October 11, 2013 at 10:03 am

I love how there are so many posters on tvnewscheck who used to work in this business who have nothing better to do with their time than to post negative things on here all day.

Paul Hoagland says:

October 11, 2013 at 10:20 am

I simply do not agree with the author’s contention. Of course, I don’t have a dog in the fight as he does.
There are so many possible scenarios that could play out that the single possibility that Sinclair or Tribune rule the television world alone is flat out far fetched. Like most other articles I’ve seen on consolidation it pre-supposes the only two aspects involved in a station’s profitability are retrans and program purchasing power.

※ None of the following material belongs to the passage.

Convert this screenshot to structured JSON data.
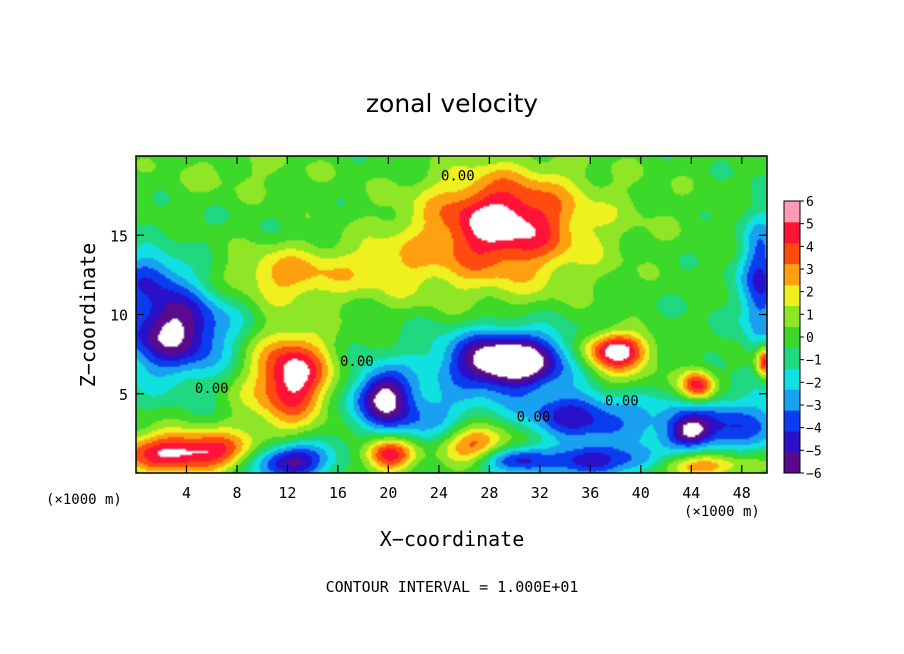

True those are two but only a couple of many and it absolutely misses how a station relates to its market and its revenue share. For example, Cox is a strong, well run broadcaster. I don’t see KIRO or KOKI being in danger of failing simply because Sinclair is now in their market. BFD. There are some things that being big will help with and some things it will hurt with. The most recent example of a firm beefing up not by dealing with its core business but simply through acquisitions is Yahoo. In the late 90’s they went on a shopping spree buying billions of $ of supposed can’t miss firms…Broadcast.com, GeoCities to name a couple. Just about buried them and they had to rebuild the firm the old fashioned way. Perhaps it is too early to eulogize or write off the smaller owners in the TV biz.

    Wagner Pereira says:

    October 11, 2013 at 2:11 pm

    KIRO does not win News in Seattle. Given some of their recent News blunders, it is no wonder.

    Paul Hoagland says:

    October 11, 2013 at 2:44 pm

    I’m pretty sure I never said or even intimated that. I’d doubt KOMO does either and I’m pretty sure KOKI doesn’t. But being the number one news is not the point. What I can tell you is that KIRO and KOKI and WSB and WSOC, and even KTVU are wired into their markets and that’s a much better insulator to an ad downturn than being “mega.”

    Wagner Pereira says:

    October 12, 2013 at 8:22 pm

    You mean KTVU that was the laughing stock of the Nation this Summer for running those Bart Simpson telephone prank names on their Newscast of the so called Asian Pilots? Or perhaps you mean how KIRO was so connected that when the I-5 Bridge collapsed all the other stations had the correct info of how it happened and who was involved for 2 hours before KIRO realized “wow, I wonder why that 18 wheeler was stopped on the other side” and continued to report speculation when the others had facts? That KIRO?

Ellen Samrock says:

October 11, 2013 at 12:00 pm

Sounds like the Yale Law School professor studied the history of the Third Reich for her book.